Diversification Opportunities for Franklin Resources and Chubb
-0.05 | Correlation Coefficient |
Good diversification
The 3 months correlation between Franklin and Chubb is -0.05. Overlapping area represents the amount of risk that can be diversified away by holding Franklin Resources and Chubb in the same portfolio, assuming nothing else is changed. The correlation between historical prices or returns on Chubb and Franklin Resources is a relative statistical measure of the degree to which these equity instruments tend to move together. The correlation coefficient measures the extent to which returns on Franklin Resources are associated (or correlated) with Chubb. Values of the correlation coefficient range from -1 to +1, where. The correlation of zero (0) is possible when the price movement of Chubb has no effect on the direction of Franklin Resources i.e., Franklin Resources and Chubb go up and down completely randomly.

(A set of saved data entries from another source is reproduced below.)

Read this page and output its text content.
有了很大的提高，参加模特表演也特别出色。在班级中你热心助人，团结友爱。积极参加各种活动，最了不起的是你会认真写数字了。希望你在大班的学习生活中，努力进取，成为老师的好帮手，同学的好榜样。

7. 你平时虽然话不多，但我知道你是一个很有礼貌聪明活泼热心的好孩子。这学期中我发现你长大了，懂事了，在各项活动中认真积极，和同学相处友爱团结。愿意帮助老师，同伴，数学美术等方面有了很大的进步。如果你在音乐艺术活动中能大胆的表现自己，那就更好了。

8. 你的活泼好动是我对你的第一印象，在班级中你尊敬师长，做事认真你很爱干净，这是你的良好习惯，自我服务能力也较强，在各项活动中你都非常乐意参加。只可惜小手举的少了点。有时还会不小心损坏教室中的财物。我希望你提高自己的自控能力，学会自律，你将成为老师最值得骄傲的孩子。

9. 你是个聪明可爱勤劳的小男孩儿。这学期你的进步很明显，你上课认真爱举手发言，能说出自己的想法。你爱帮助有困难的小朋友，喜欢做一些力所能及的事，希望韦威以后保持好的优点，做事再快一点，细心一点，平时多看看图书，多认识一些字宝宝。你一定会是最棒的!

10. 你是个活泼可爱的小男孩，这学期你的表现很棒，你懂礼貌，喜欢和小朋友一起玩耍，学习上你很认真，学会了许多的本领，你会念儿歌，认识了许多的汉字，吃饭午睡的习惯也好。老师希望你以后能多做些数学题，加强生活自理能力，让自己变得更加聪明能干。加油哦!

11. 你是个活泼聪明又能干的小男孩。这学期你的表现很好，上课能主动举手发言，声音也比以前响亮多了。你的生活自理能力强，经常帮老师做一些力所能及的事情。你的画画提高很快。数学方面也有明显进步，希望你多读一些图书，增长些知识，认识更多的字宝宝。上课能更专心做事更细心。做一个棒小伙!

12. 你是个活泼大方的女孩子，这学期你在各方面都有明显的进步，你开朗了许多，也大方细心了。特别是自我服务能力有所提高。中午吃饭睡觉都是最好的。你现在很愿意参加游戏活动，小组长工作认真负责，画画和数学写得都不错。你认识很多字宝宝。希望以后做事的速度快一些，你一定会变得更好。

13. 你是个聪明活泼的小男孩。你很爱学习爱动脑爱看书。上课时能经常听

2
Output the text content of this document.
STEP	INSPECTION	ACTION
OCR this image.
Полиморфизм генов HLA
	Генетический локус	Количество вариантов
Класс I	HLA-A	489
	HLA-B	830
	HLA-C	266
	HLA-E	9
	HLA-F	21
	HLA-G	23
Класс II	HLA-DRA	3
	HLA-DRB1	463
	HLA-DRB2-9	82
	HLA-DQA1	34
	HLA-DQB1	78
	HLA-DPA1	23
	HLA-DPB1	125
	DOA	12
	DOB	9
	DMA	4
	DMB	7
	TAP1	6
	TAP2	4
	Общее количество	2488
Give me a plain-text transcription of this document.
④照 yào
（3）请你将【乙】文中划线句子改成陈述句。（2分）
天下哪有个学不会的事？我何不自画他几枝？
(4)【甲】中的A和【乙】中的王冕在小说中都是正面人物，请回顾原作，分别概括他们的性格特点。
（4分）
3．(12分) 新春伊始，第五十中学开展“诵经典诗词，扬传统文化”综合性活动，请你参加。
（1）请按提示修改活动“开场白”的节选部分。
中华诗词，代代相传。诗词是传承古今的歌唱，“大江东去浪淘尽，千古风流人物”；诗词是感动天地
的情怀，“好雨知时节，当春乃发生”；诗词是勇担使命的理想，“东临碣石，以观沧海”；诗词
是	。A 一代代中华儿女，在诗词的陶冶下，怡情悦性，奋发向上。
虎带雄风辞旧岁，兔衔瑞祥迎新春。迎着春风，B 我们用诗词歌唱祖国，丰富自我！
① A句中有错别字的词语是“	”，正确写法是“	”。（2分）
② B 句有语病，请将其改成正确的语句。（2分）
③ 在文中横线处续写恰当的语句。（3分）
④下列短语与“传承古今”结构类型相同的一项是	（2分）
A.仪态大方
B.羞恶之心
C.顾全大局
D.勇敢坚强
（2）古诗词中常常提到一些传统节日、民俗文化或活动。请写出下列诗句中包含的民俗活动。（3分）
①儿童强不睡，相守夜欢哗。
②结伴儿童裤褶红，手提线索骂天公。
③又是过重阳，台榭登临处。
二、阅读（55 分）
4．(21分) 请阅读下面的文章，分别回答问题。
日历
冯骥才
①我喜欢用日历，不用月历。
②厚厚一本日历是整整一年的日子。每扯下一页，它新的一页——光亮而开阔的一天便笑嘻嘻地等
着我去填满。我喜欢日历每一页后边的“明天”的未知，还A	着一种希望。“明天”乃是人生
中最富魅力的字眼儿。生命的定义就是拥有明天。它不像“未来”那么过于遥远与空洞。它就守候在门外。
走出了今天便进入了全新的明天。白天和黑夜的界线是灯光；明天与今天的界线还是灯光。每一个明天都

Pair Corralation between Franklin Resources and Chubb
Considering the 90-day investment horizon Franklin Resources is expected to generate 1.33 times more return on investment than Chubb. However, Franklin Resources is 1.33 times more volatile than Chubb. It trades about 0.15 of its potential returns per unit of risk. Chubb is currently generating about 0.02 per unit of risk. If you would invest 1,988 in Franklin Resources on September 3, 2024 and sell it today you would earn a total of 288.00 from holding Franklin Resources or generate 14.49% return on investment over 90 days.
Time Period | 3 Months [change] |
Direction | Moves Against |
Strength | Insignificant |
Accuracy | 100.0% |
Values | Daily Returns |
Franklin Resources vs. Chubb
Performance |
Timeline |
Franklin Resources |
Chubb |
Franklin Resources and Chubb Volatility Contrast
Predicted Return Density |
Returns |
Pair Trading with Franklin Resources and Chubb
The main advantage of trading using opposite Franklin Resources and Chubb positions is that it hedges away some unsystematic risk. Because of two separate transactions, even if Franklin Resources position performs unexpectedly, Chubb can make up some of the losses. Pair trading also minimizes risk from directional movements in the market. For example, if an entire industry or sector drops because of unexpected headlines, the short position in Chubb will offset losses from the drop in Chubb's long position.Franklin Resources vs. BlackRock | Franklin Resources vs. Main Street Capital | Franklin Resources vs. Blackstone Group | Franklin Resources vs. Ares Capital |
Check out your portfolio center.Note that this page's information should be used as a complementary analysis to find the right mix of equity instruments to add to your existing portfolios or create a brand new portfolio. You can also try the Portfolio Comparator module to compare the composition, asset allocations and performance of any two portfolios in your account.